Having waited until the worst of the winter weather has gone, it’s a good day for it. Although cold, it’s clear and should be a fine day’s walking with good visibility into the distance and views unhampered by foliage. My brother was due to join me when we planned this walk for Saturday (tomorrow), but he cancelled and I took advantage of a day off work to do it on my own, and I’m hoping it’ll be less busy on a weekday.
I walk down to the sign marking the start point next to the A31 just before 10am and I start fairly slowly. The path leaves the road and follows the River Wey. Things start well with a missed turning on the right, but I realise I’ve gone wrong quite soon and easily recover. A stone seat proclaiming the North Downs Way helps confirm my navigational recovery.

On I go through a tree-lined field and soon I’m on a road taking me uphill to the first of several golf courses I will see today, which helps to reinforce the fact that I’m in Surrey. I’m looking forward to the golf courses being replaced by oast houses. I pass the golf course and then I’m onto more the sort of terrain I expect from the NDW – open rolling fields and wide paths through woodland. And accompanied by a distant rumble of traffic which is never far away anywhere along this path. Dotted around there are patches of snow that are yet to melt and the mud is crispy underfoot. At one point in the woods, the path goes through a perfect tunnel formed by trees, and as the main wider path doesn’t go that way, neither do I. But then a little further on I realise that the tunnel was the way to go and I retrace my steps to take the tunnel through which I have to stoop in places.

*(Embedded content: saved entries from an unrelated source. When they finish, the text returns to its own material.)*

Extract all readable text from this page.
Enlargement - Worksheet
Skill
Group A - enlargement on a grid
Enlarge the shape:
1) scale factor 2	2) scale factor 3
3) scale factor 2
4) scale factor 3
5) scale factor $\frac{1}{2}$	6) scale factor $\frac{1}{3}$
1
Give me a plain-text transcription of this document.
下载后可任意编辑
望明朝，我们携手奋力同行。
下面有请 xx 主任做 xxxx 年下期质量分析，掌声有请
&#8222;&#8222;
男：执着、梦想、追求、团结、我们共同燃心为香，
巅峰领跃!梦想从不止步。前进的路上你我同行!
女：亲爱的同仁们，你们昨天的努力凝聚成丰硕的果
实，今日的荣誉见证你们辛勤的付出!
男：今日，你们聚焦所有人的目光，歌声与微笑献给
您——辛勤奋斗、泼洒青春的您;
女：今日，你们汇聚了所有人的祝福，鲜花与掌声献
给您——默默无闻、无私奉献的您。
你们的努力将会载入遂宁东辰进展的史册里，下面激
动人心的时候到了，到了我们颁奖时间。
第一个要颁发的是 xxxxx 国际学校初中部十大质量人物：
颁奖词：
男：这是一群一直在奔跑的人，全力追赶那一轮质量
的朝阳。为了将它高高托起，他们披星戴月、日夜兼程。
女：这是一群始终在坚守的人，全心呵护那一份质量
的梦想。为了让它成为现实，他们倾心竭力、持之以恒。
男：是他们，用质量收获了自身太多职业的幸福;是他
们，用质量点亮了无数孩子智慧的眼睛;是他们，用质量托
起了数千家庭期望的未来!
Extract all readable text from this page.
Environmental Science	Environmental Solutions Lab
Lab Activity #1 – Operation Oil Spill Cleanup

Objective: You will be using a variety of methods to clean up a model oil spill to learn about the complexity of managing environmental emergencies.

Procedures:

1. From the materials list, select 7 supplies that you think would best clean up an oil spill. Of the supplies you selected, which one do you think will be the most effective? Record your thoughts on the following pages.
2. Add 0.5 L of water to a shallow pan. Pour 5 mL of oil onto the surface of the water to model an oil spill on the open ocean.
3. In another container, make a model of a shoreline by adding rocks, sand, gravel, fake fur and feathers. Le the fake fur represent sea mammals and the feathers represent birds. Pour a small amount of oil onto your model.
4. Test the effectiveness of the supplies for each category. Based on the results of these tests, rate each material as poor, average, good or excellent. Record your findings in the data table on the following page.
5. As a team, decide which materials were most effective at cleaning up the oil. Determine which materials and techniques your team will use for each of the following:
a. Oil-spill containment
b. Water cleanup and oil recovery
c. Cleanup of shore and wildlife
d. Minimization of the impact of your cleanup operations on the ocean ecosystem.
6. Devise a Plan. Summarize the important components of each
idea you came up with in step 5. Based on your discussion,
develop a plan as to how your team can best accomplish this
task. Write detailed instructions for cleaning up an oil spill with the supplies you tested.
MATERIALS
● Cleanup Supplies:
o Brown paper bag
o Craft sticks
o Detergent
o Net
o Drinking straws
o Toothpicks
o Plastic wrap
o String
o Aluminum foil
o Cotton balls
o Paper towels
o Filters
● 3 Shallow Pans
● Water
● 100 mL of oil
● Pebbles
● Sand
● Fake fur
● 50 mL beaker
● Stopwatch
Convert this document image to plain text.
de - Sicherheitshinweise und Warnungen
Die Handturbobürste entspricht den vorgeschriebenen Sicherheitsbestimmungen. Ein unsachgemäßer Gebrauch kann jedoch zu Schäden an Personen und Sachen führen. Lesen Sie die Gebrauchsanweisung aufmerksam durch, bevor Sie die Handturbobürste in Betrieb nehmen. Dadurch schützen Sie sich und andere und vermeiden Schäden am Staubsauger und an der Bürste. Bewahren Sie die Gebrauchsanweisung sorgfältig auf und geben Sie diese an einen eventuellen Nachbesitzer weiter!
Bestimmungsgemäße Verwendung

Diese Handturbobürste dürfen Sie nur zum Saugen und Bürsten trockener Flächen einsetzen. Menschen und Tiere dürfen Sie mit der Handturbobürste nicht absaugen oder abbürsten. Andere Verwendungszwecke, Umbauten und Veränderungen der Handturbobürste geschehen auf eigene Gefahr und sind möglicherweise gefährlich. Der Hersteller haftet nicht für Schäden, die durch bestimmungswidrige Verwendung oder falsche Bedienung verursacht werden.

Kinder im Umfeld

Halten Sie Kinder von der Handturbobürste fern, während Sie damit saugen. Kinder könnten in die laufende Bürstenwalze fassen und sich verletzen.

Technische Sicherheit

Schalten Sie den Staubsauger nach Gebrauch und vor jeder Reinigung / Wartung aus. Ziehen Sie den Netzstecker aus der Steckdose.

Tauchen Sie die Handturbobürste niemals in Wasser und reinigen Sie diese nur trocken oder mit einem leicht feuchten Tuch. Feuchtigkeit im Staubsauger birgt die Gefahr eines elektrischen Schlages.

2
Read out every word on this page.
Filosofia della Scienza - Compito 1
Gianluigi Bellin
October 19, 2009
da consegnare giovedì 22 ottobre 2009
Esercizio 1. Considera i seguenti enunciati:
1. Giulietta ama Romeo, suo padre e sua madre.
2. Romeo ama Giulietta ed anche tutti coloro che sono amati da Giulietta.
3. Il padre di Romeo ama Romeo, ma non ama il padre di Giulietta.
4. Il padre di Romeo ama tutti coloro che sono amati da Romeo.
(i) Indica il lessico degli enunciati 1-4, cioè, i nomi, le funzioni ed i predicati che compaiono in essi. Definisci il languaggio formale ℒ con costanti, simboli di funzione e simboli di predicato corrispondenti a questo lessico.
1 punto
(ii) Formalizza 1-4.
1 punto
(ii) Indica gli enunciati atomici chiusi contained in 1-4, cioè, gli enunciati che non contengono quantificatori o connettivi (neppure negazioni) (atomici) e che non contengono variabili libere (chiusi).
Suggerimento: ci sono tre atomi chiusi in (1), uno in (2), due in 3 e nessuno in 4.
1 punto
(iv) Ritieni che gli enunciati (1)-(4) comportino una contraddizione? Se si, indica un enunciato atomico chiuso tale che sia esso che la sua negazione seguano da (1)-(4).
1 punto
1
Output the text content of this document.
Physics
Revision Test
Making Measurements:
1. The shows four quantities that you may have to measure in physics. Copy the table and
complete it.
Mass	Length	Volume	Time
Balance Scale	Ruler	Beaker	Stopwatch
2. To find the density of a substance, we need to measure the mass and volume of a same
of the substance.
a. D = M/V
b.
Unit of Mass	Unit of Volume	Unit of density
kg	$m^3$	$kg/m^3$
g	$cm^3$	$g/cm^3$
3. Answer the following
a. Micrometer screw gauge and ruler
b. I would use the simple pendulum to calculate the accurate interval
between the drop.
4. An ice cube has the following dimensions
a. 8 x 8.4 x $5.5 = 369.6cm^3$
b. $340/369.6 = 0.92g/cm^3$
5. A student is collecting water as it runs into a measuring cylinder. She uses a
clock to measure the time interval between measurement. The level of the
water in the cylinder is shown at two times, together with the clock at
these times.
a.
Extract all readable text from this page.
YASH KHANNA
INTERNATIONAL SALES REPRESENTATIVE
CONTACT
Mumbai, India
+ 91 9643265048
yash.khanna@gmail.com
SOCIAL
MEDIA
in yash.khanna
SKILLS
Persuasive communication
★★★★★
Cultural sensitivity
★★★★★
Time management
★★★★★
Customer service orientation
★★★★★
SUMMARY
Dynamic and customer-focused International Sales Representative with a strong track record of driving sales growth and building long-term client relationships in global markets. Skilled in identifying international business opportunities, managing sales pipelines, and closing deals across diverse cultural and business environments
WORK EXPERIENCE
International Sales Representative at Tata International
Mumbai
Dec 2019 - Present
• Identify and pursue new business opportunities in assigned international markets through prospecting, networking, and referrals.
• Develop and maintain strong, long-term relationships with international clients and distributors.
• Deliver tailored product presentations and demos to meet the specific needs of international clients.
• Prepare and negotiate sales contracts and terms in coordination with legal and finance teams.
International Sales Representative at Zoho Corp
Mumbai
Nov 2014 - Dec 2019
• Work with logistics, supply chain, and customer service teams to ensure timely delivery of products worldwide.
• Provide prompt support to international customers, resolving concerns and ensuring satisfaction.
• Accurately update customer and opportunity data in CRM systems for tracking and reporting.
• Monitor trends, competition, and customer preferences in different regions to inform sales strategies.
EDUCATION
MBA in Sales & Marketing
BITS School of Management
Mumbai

Just outside Seale I emerge onto a field with views towards the scarp slope and the Hog’s Back and feel that I’m now starting to make progress, with the change in the landscape. A track, later a road, into Puttenham and it’s time for a pub lunch. Resuming, I cross the heath and under the A3 and join the Pilgrim’s Way, my companion for big chunks of the North Downs Way. It’s then a short walk to the outskirts of Guildford, where I turn off the path for my train back to London and then home.